Well known for his subversive approach to art and exhibition making, Slominski creates works that evoke a compelling reticence at once charming and provocative.
On view for the first time in the United States, Slominski’s wall reliefs are constructed from the colorful external paneling of a specific model of German portable plastic toilet. Taking over the factory’s production line, the artist vacuum-formed art historical icons, such as the Madonna and Venus, and symbolic utilitarian objects, like rope, into the high-density polyethylene panels. In one work the profile of a veiled young woman emerges from a single red panel surrounded by six pinecones in an asymmetrical composition. This group of symbols, with their religious and naturalist overtones, alludes to themes of purity, conception, and fertility. The works not only obscure the line between mass-produced and art objects, but also conflate canonical art historical imagery with fetish motifs.
The complete, assembled toilets, the same model whose paneling is used for the artist’s wall reliefs, are unconventionally installed throughout the gallery.
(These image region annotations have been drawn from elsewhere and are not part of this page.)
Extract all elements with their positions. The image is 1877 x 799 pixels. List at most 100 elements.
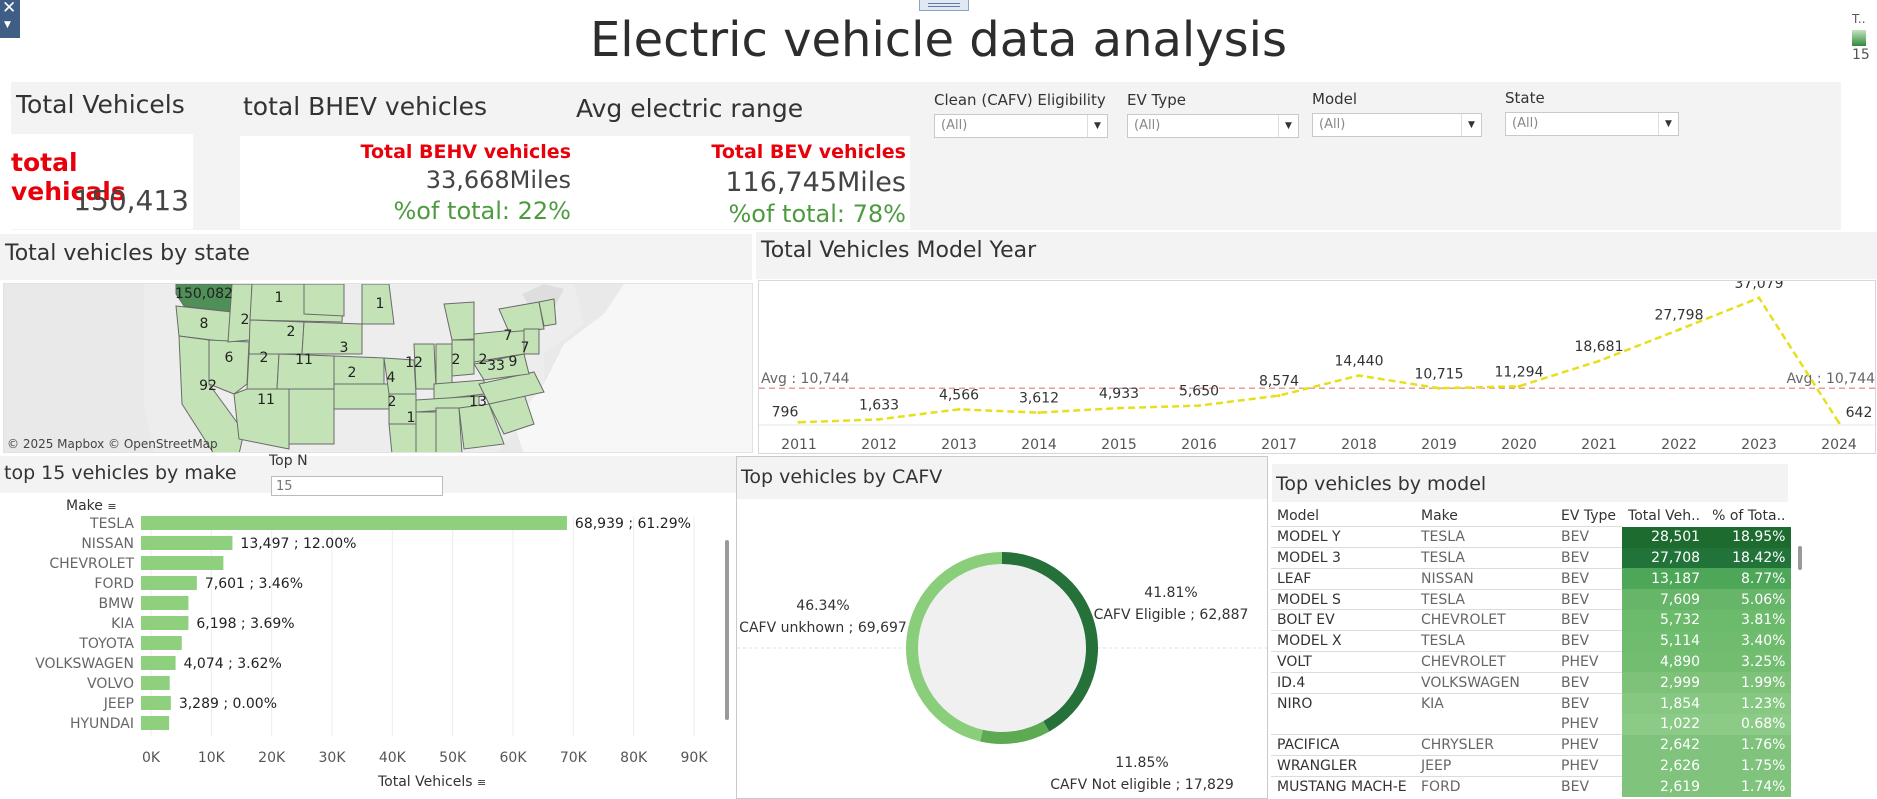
state-mississippi (415, 411, 437, 452)
map-label-mo: 4 (387, 370, 396, 386)
col-make-header[interactable]: Make (1421, 508, 1458, 525)
table-row[interactable]: LEAF NISSAN BEV 13,187 8.77% (1271, 567, 1792, 590)
chevron-down-icon[interactable]: ▼ (1461, 114, 1481, 136)
filter-model: Model (All) ▼ (1312, 90, 1487, 137)
cell-make: FORD (1415, 775, 1555, 798)
chevron-down-icon[interactable]: ▼ (1278, 115, 1298, 137)
legend-title: T.. (1852, 12, 1866, 26)
table-row[interactable]: NIRO KIA BEV 1,854 1.23% (1271, 692, 1792, 714)
x-tick-label: 2013 (941, 437, 977, 453)
state-new-mexico (288, 388, 335, 445)
table-row[interactable]: MODEL 3 TESLA BEV 27,708 18.42% (1271, 547, 1792, 569)
x-tick-label: 2022 (1661, 437, 1697, 453)
model-year-header (756, 232, 1877, 279)
cafv-donut-chart[interactable]: 41.81% CAFV Eligible ; 62,887 11.85% CAFV N… (737, 502, 1267, 798)
bar (141, 616, 189, 630)
filter-evtype-select[interactable]: (All) ▼ (1127, 114, 1299, 138)
sort-icon[interactable]: ≡ (476, 776, 487, 789)
x-tick-label: 2020 (1501, 437, 1537, 453)
model-year-chart[interactable]: Avg : 10,744 Avg : 10,744 796 2011 1,633 2012… (758, 276, 1877, 454)
table-row[interactable]: ID.4 VOLKSWAGEN BEV 2,999 1.99% (1271, 671, 1792, 694)
x-tick-label: 2019 (1421, 437, 1457, 453)
x-tick-label: 40K (379, 750, 407, 766)
map-label-ut: 2 (260, 350, 269, 366)
close-icon[interactable]: ✕ (2, 0, 17, 18)
cell-model: MUSTANG MACH-E (1271, 775, 1415, 798)
bar-value-label: 13,497 ; 12.00% (240, 536, 356, 552)
kpi-total-label: total vehicals (11, 148, 126, 206)
line-point (957, 407, 961, 411)
table-row[interactable]: BOLT EV CHEVROLET BEV 5,732 3.81% (1271, 609, 1792, 631)
map-label-or: 8 (200, 316, 209, 332)
make-column-header[interactable]: Make ≡ (66, 498, 117, 514)
filter-cafv-select[interactable]: (All) ▼ (934, 114, 1108, 138)
model-table: Model Make EV Type Total Veh.. % of Tota… (1271, 506, 1793, 799)
x-tick-label: 0K (142, 750, 161, 766)
table-row[interactable]: MUSTANG MACH-E FORD BEV 2,619 1.74% (1271, 775, 1792, 798)
cell-model: PACIFICA (1271, 734, 1415, 756)
kpi-values-card: Total BEHV vehicles 33,668Miles %of tota… (240, 136, 910, 229)
bar-chart-svg: 0K 10K 20K 30K 40K 50K 60K 70K 80K 90K TESLA 68,939… (35, 516, 708, 766)
line-point (877, 417, 881, 421)
map-label-id: 2 (241, 312, 250, 328)
cell-model: LEAF (1271, 567, 1415, 590)
state-new-jersey (523, 328, 540, 355)
chevron-down-icon[interactable]: ▼ (1658, 113, 1678, 135)
drag-handle[interactable] (919, 0, 969, 11)
cell-total: 13,187 (1622, 568, 1707, 590)
bar (141, 576, 197, 590)
map-title: Total vehicles by state (5, 241, 250, 266)
cell-total: 2,999 (1622, 672, 1707, 694)
map-label-va: 33 (487, 358, 505, 374)
filter-model-select[interactable]: (All) ▼ (1312, 113, 1482, 137)
col-total-header[interactable]: Total Veh.. (1622, 506, 1707, 527)
state-south-dakota (301, 321, 363, 355)
state-map[interactable]: 150,082 1 8 2 1 2 6 92 2 11 3 2 11 4 12 … (3, 283, 753, 453)
filter-state-select[interactable]: (All) ▼ (1505, 112, 1679, 136)
table-row[interactable]: WRANGLER JEEP PHEV 2,626 1.75% (1271, 755, 1792, 777)
x-tick-label: 2017 (1261, 437, 1297, 453)
x-tick-label: 20K (258, 750, 286, 766)
cell-pct: 3.25% (1706, 651, 1792, 673)
make-bar-chart[interactable]: 0K 10K 20K 30K 40K 50K 60K 70K 80K 90K TESLA 68,939… (0, 516, 738, 799)
cell-pct: 0.68% (1706, 713, 1792, 735)
cell-evtype: BEV (1555, 588, 1623, 610)
x-tick-label: 2014 (1021, 437, 1057, 453)
table-row[interactable]: PHEV 1,022 0.68% (1271, 713, 1792, 735)
state-louisiana (388, 423, 420, 452)
line-point (1277, 394, 1281, 398)
cell-pct: 1.76% (1706, 734, 1792, 756)
state-north-dakota (303, 284, 345, 317)
state-nevada (208, 339, 250, 395)
chevron-down-icon[interactable]: ▼ (1087, 115, 1107, 137)
table-row[interactable]: PACIFICA CHRYSLER PHEV 2,642 1.76% (1271, 734, 1792, 756)
make-scrollbar[interactable] (725, 540, 729, 720)
topn-input[interactable] (271, 476, 443, 496)
col-evtype-header[interactable]: EV Type (1561, 508, 1617, 525)
point-label: 11,294 (1495, 364, 1544, 380)
bar-category-label: CHEVROLET (49, 556, 134, 572)
model-table-scrollbar[interactable] (1798, 546, 1802, 570)
table-row[interactable]: MODEL S TESLA BEV 7,609 5.06% (1271, 588, 1792, 610)
table-row[interactable]: MODEL X TESLA BEV 5,114 3.40% (1271, 630, 1792, 652)
chevron-down-icon[interactable]: ▼ (4, 20, 11, 30)
cell-pct: 3.81% (1706, 609, 1792, 631)
cell-pct: 1.74% (1706, 776, 1792, 798)
filter-evtype: EV Type (All) ▼ (1127, 91, 1302, 138)
model-table-title: Top vehicles by model (1276, 473, 1487, 495)
map-label-ma: 7 (521, 340, 530, 356)
make-axis-title-text: Total Vehicels (378, 774, 473, 790)
sort-icon[interactable]: ≡ (107, 500, 117, 513)
make-axis-title: Total Vehicels ≡ (378, 774, 486, 790)
col-model-header[interactable]: Model (1277, 508, 1320, 525)
series-line (798, 296, 1841, 424)
table-row[interactable]: MODEL Y TESLA BEV 28,501 18.95% (1271, 526, 1792, 548)
filter-cafv-label: Clean (CAFV) Eligibility (934, 91, 1106, 109)
point-label: 1,633 (859, 397, 899, 413)
sidebar-toggle-button[interactable]: ✕ ▼ (0, 0, 20, 38)
cell-evtype: BEV (1555, 630, 1623, 652)
kpi-bhev-pct: %of total: 22% (393, 197, 571, 225)
cell-model: VOLT (1271, 651, 1415, 673)
table-row[interactable]: VOLT CHEVROLET PHEV 4,890 3.25% (1271, 651, 1792, 673)
col-pct-header[interactable]: % of Tota.. (1706, 506, 1792, 527)
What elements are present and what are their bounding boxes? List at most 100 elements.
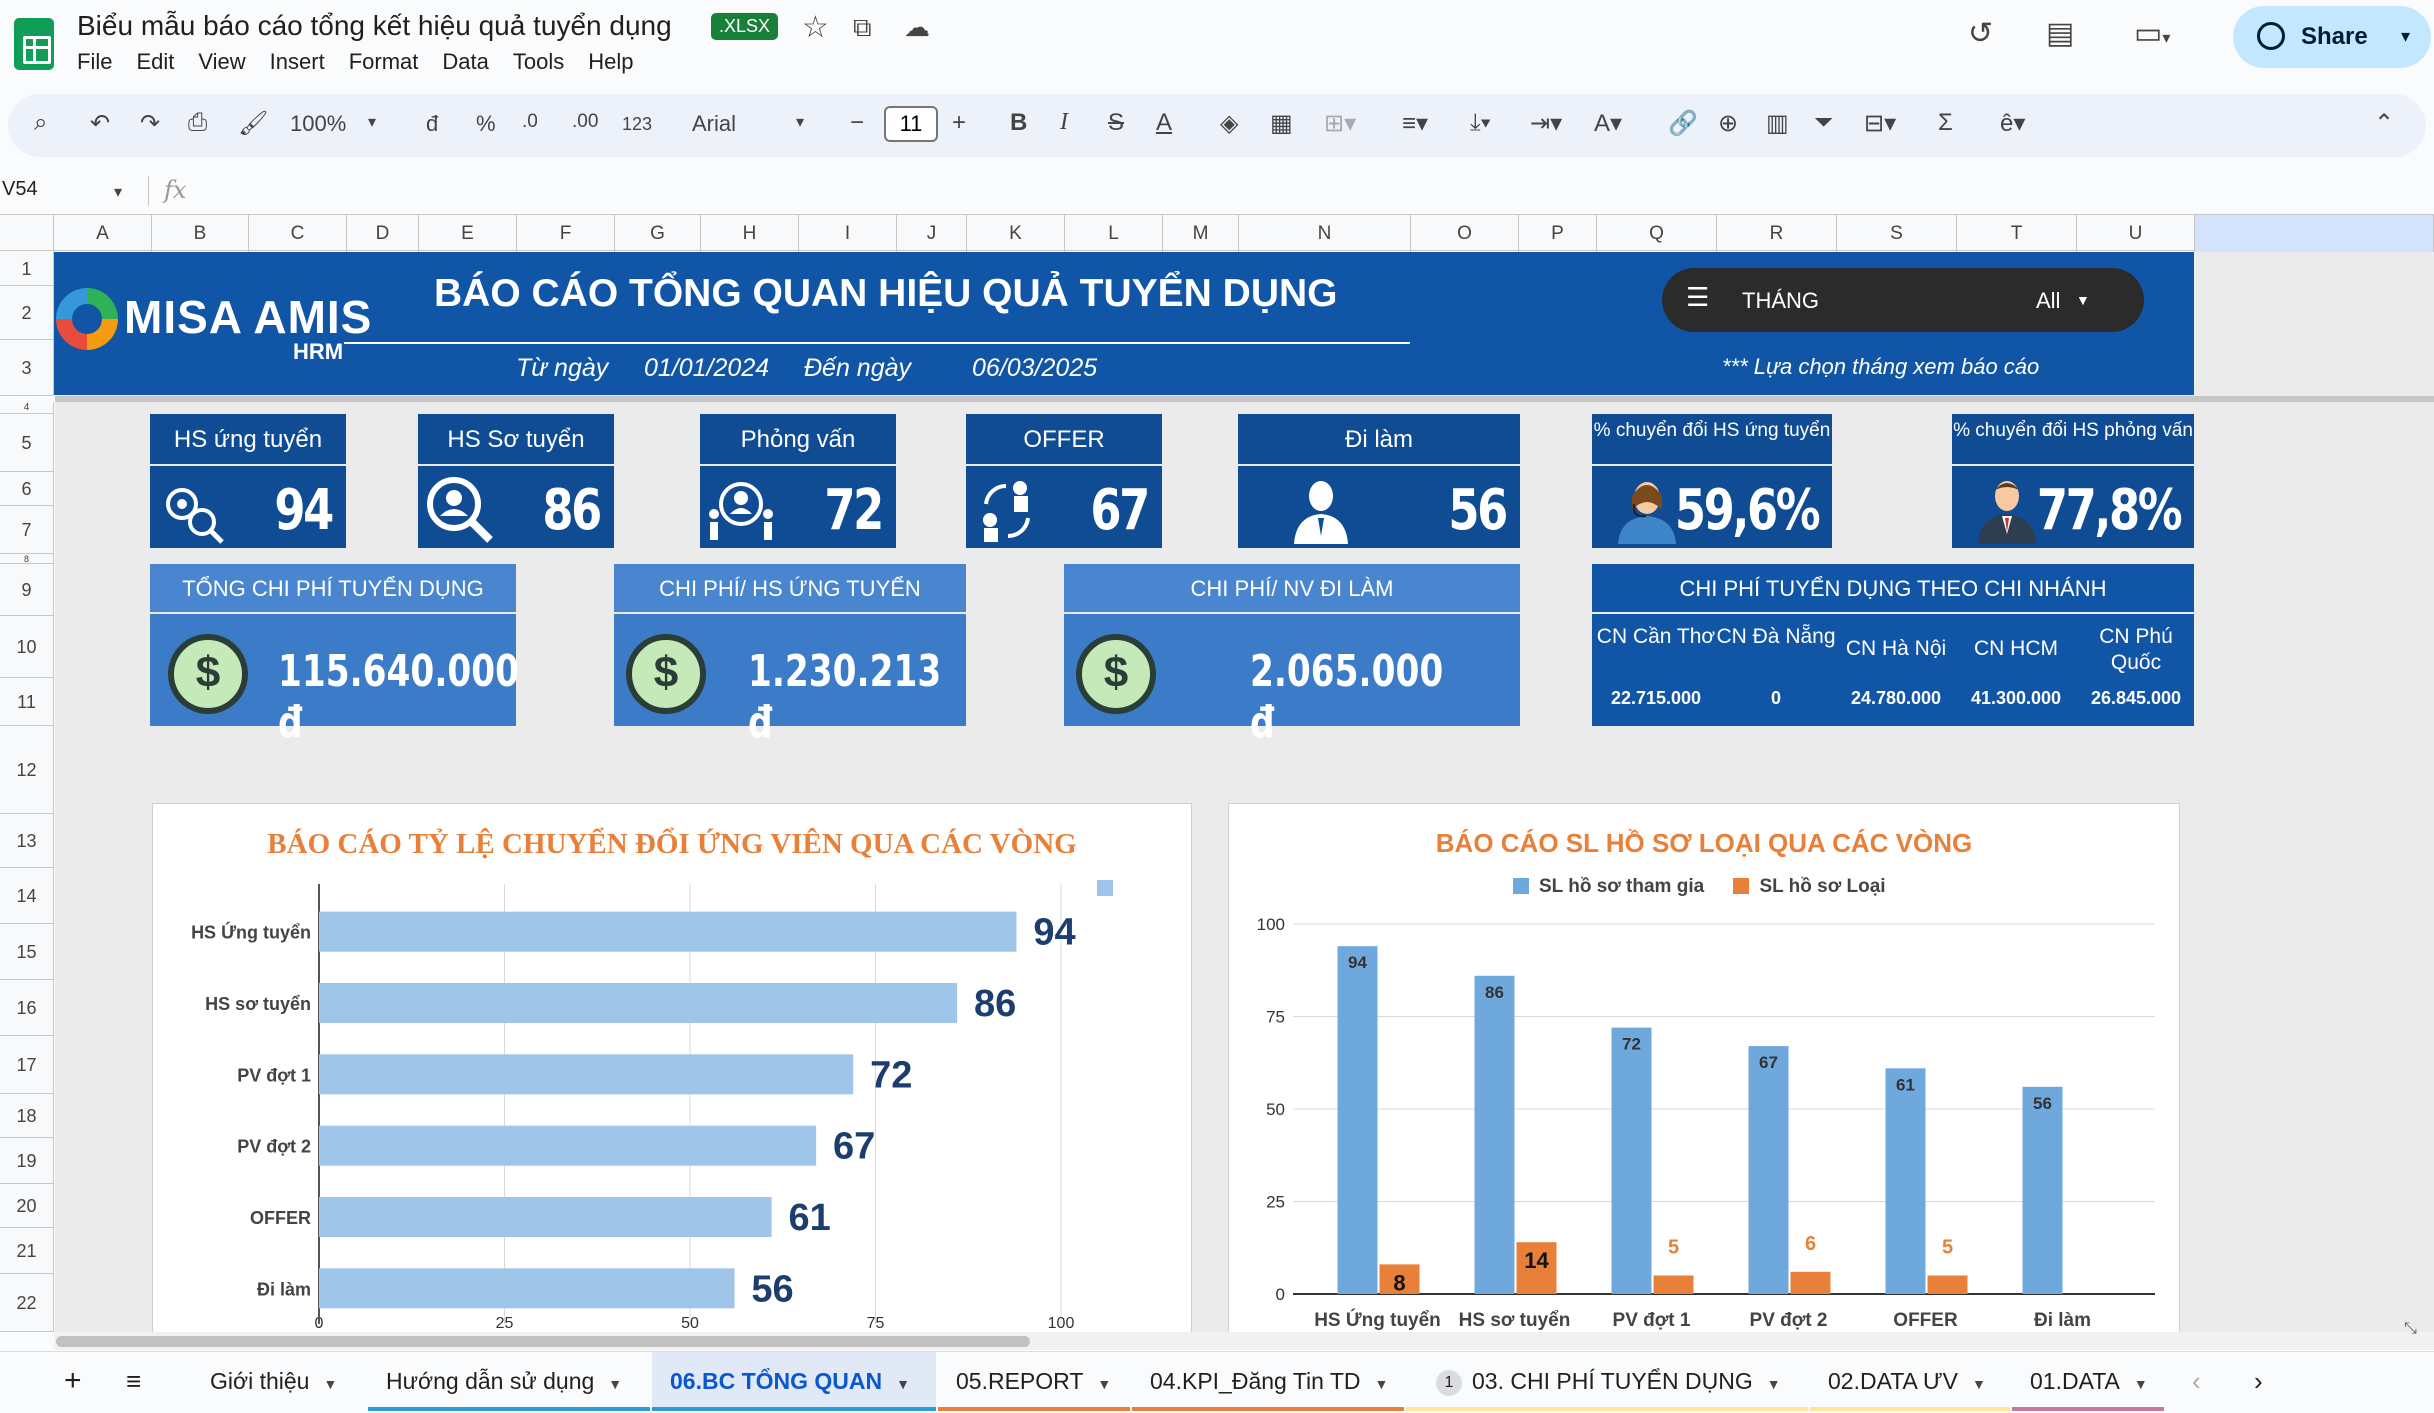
currency-format-button[interactable]: đ	[426, 111, 439, 136]
menu-view[interactable]: View	[198, 49, 246, 74]
row-header[interactable]: 10	[0, 616, 54, 678]
collapse-toolbar-icon[interactable]: ⌃	[2374, 110, 2395, 137]
input-tools-icon[interactable]: ê▾	[2000, 110, 2026, 137]
increase-font-icon[interactable]: +	[952, 109, 967, 136]
column-header[interactable]: H	[701, 215, 799, 252]
filter-views-icon[interactable]: ⊟▾	[1864, 110, 1897, 137]
decrease-font-icon[interactable]: −	[850, 109, 865, 136]
tab-report[interactable]: 05.REPORT ▼	[938, 1352, 1130, 1411]
scroll-expand-icon[interactable]: ⤡	[2404, 1320, 2417, 1337]
document-title[interactable]: Biểu mẫu báo cáo tổng kết hiệu quả tuyển…	[77, 10, 672, 41]
meet-icon[interactable]: ▭▾	[2134, 17, 2171, 50]
tab-chevron-icon[interactable]: ▼	[323, 1376, 338, 1392]
menu-format[interactable]: Format	[348, 49, 419, 74]
functions-icon[interactable]: Σ	[1938, 109, 1953, 136]
tab-kpi-dang-tin[interactable]: 04.KPI_Đăng Tin TD ▼	[1132, 1352, 1404, 1411]
to-date[interactable]: 06/03/2025	[972, 354, 1098, 382]
row-header[interactable]: 21	[0, 1228, 54, 1274]
strikethrough-icon[interactable]: S	[1108, 109, 1125, 136]
rejected-chart-panel[interactable]: BÁO CÁO SL HỒ SƠ LOẠI QUA CÁC VÒNG SL hồ…	[1228, 803, 2180, 1333]
select-all-corner[interactable]	[0, 215, 54, 252]
row-header[interactable]: 3	[0, 340, 54, 396]
column-header[interactable]: G	[615, 215, 701, 252]
row-header[interactable]: 8	[0, 554, 54, 564]
column-header[interactable]: A	[54, 215, 152, 252]
row-header[interactable]: 12	[0, 726, 54, 814]
column-header-extra[interactable]	[2195, 215, 2434, 252]
tab-bc-tong-quan[interactable]: 06.BC TỔNG QUAN ▼	[652, 1352, 936, 1411]
search-menus-icon[interactable]: ⌕	[34, 109, 48, 136]
all-sheets-icon[interactable]: ≡	[126, 1366, 142, 1396]
row-header[interactable]: 4	[0, 402, 54, 414]
menu-insert[interactable]: Insert	[269, 49, 325, 74]
column-header[interactable]: L	[1065, 215, 1163, 252]
column-header[interactable]: T	[1957, 215, 2077, 252]
text-wrap-icon[interactable]: ⇥▾	[1530, 110, 1563, 137]
bold-icon[interactable]: B	[1010, 109, 1028, 136]
row-header[interactable]: 11	[0, 678, 54, 726]
percent-format-button[interactable]: %	[476, 111, 496, 136]
filter-value[interactable]: All	[2036, 288, 2061, 313]
row-header[interactable]: 9	[0, 564, 54, 616]
from-date[interactable]: 01/01/2024	[644, 354, 770, 382]
zoom-select[interactable]: 100%	[290, 111, 347, 136]
row-header[interactable]: 19	[0, 1138, 54, 1184]
menu-edit[interactable]: Edit	[136, 49, 175, 74]
column-header[interactable]: D	[347, 215, 419, 252]
column-header[interactable]: S	[1837, 215, 1957, 252]
tab-chevron-icon[interactable]: ▼	[1972, 1376, 1986, 1392]
italic-icon[interactable]: I	[1060, 109, 1068, 135]
more-formats-button[interactable]: 123	[622, 114, 653, 134]
star-icon[interactable]: ☆	[802, 11, 829, 44]
sheets-logo-icon[interactable]	[14, 18, 54, 70]
name-box-chevron-icon[interactable]: ▾	[114, 184, 123, 201]
borders-icon[interactable]: ▦	[1270, 110, 1293, 137]
month-filter-slicer[interactable]: ☰ THÁNG All ▼	[1662, 268, 2144, 332]
redo-icon[interactable]: ↷	[140, 110, 161, 137]
row-header[interactable]: 13	[0, 814, 54, 868]
row-header[interactable]: 16	[0, 980, 54, 1036]
row-header[interactable]: 5	[0, 414, 54, 472]
text-color-icon[interactable]: A	[1156, 109, 1173, 136]
row-header[interactable]: 6	[0, 472, 54, 506]
menu-help[interactable]: Help	[588, 49, 634, 74]
row-header[interactable]: 14	[0, 868, 54, 924]
column-header[interactable]: E	[419, 215, 517, 252]
column-header[interactable]: Q	[1597, 215, 1717, 252]
row-header[interactable]: 17	[0, 1036, 54, 1094]
tab-chevron-icon[interactable]: ▼	[896, 1376, 910, 1392]
insert-comment-icon[interactable]: ⊕	[1718, 110, 1739, 137]
tab-chevron-icon[interactable]: ▼	[2133, 1376, 2148, 1392]
version-history-icon[interactable]: ↺	[1968, 17, 1994, 50]
row-header[interactable]: 15	[0, 924, 54, 980]
insert-chart-icon[interactable]: ▥	[1766, 110, 1789, 137]
formula-input[interactable]	[200, 174, 2430, 208]
tab-gioi-thieu[interactable]: Giới thiệu ▼	[190, 1352, 366, 1411]
conversion-chart-panel[interactable]: BÁO CÁO TỶ LỆ CHUYỂN ĐỔI ỨNG VIÊN QUA CÁ…	[152, 803, 1192, 1333]
font-chevron-icon[interactable]: ▾	[796, 114, 805, 131]
tab-data[interactable]: 01.DATA ▼	[2012, 1352, 2164, 1411]
horizontal-align-icon[interactable]: ≡▾	[1402, 110, 1429, 137]
row-header[interactable]: 7	[0, 506, 54, 554]
print-icon[interactable]: ⎙	[188, 109, 208, 136]
column-header[interactable]: K	[967, 215, 1065, 252]
font-select[interactable]: Arial	[692, 111, 737, 136]
scroll-tabs-left-icon[interactable]: ‹	[2192, 1366, 2201, 1396]
column-header[interactable]: M	[1163, 215, 1239, 252]
increase-decimal-button[interactable]: .00	[572, 111, 599, 132]
fill-color-icon[interactable]: ◈	[1220, 110, 1239, 137]
scroll-tabs-right-icon[interactable]: ›	[2254, 1366, 2263, 1396]
column-header[interactable]: U	[2077, 215, 2195, 252]
insert-link-icon[interactable]: 🔗	[1668, 110, 1698, 137]
column-header[interactable]: R	[1717, 215, 1837, 252]
column-header[interactable]: P	[1519, 215, 1597, 252]
menu-data[interactable]: Data	[442, 49, 489, 74]
comments-icon[interactable]: ▤	[2046, 17, 2075, 50]
share-button[interactable]: Share ▾	[2233, 6, 2431, 68]
column-header[interactable]: N	[1239, 215, 1411, 252]
row-header[interactable]: 20	[0, 1184, 54, 1228]
row-header[interactable]: 1	[0, 252, 54, 286]
font-size-input[interactable]: 11	[884, 106, 938, 142]
tab-data-uv[interactable]: 02.DATA ƯV ▼	[1810, 1352, 2010, 1411]
tab-chi-phi[interactable]: 1 03. CHI PHÍ TUYỂN DỤNG ▼	[1406, 1352, 1808, 1411]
With their contrasting white pitched roofs and black bases, the toilets, especially in the bright primary colors chosen by Slominski, transform from ordinary utilitarian objects into playful sites of refuge. In their pristine state, shipped directly to the gallery from the manufacturer, they possess a seductive materiality that belies their intended function.
For a major 2016 exhibition at the Deichtorhallen in Hamburg, Slominski made a stunning color-coordinated installation of over one hundred portable toilets arranged throughout the space. Further one-person exhibitions include Museum Jorn in Silkeborg, Denmark; Serpentine Gallery, London; Fondazione Prada, Milan; Museum für Moderne Kunst, Frankfurt; Museum Boijmans van Beuningin, Rotterdam; Kunsthalle Bremen; Deutsche Guggenheim Berlin; and Kunsthalle Zürich. His work has been included in group exhibitions at the Walker Art Center, Minneapolis; Centre Pompidou, Paris; Museum Ludwig, Cologne; Astrup Fearnley Museet, Oslo; and Witte de With Center for Contemporary Art, Rotterdam. Slominski participated in the 2003, 1997, and 1988 Venice Biennales.